Paula and TJ saw — and felt — the gratitude firsthand. A lone female guest showed her appreciation by insisting that Paula accept a cash donation that could be used for the next dinner she and TJ prepare.

“That was one of those arguments that you can’t win, so I graciously accepted her gift, assuring her it wasn’t necessary, but much appreciated,” Paula said, noting that she and TJ had already discussed “next time” even before they had served the first bowl of chili.

And neither will forget the guest who slipped back into the kitchen after dinner, slammed his palm on the countertop to get their attention and declared,

“I just want to thank you. With her treatment my wife hasn’t felt like eating in over a month, but tonight she did. We enjoyed it.”

“I thought we were just feeding people, but it was so much more than that.”

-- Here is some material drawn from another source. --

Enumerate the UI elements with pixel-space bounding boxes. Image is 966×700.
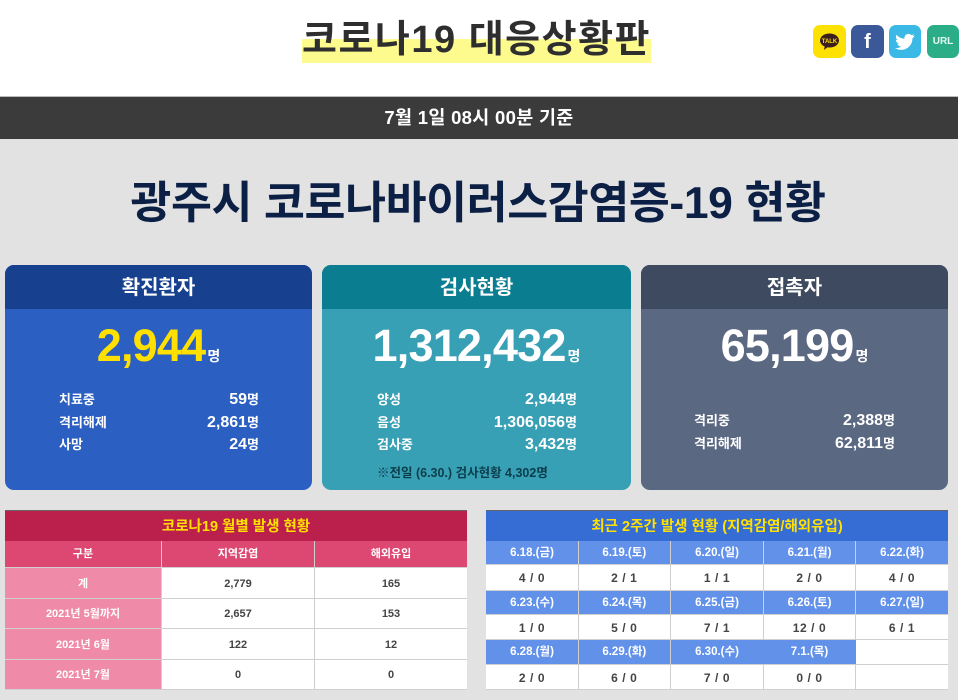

“I thought we were just feeding people, but it was so much more than that,” said TJ, who enjoys the logistical challenges of cooking, especially for a crowd. “Family House is a haven for people. The reactions to our meal told us that. I had run by the house many times in better weather when training with my cross-country team, but I really didn’t know what goes on here. Cooking here was fun, and I look forward to coming back.”

Cooking at Family House also allows TJ to work towards earning the 25 community service hours he needs for high school graduation. But it’s not about that requirement, both TJ and Paula agreed.

“It’s the reaction we got from people,” he said. “It was emotional and genuine for us all. The fun of the cooking makes the service requirement easier.”

“It’s a win-win for all,” Paula said, beaming.

Will chili be their signature Family House meal?

“We’ll probably branch out, but we’ll keep with comfort foods,” said TJ. “You don’t want to go too exotic. You gotta eat sometime, and we need to make it easy for people to enjoy it, maybe meatloaf and my grandmother’s macaroni and cheese.”

Just as a 10-year-old boy inspired Paula and TJ to step up and cook a fellow nurse told Paula her unit is going to plan a meal at Family House.
“I just hope it’s my day off so I can participate,” she said.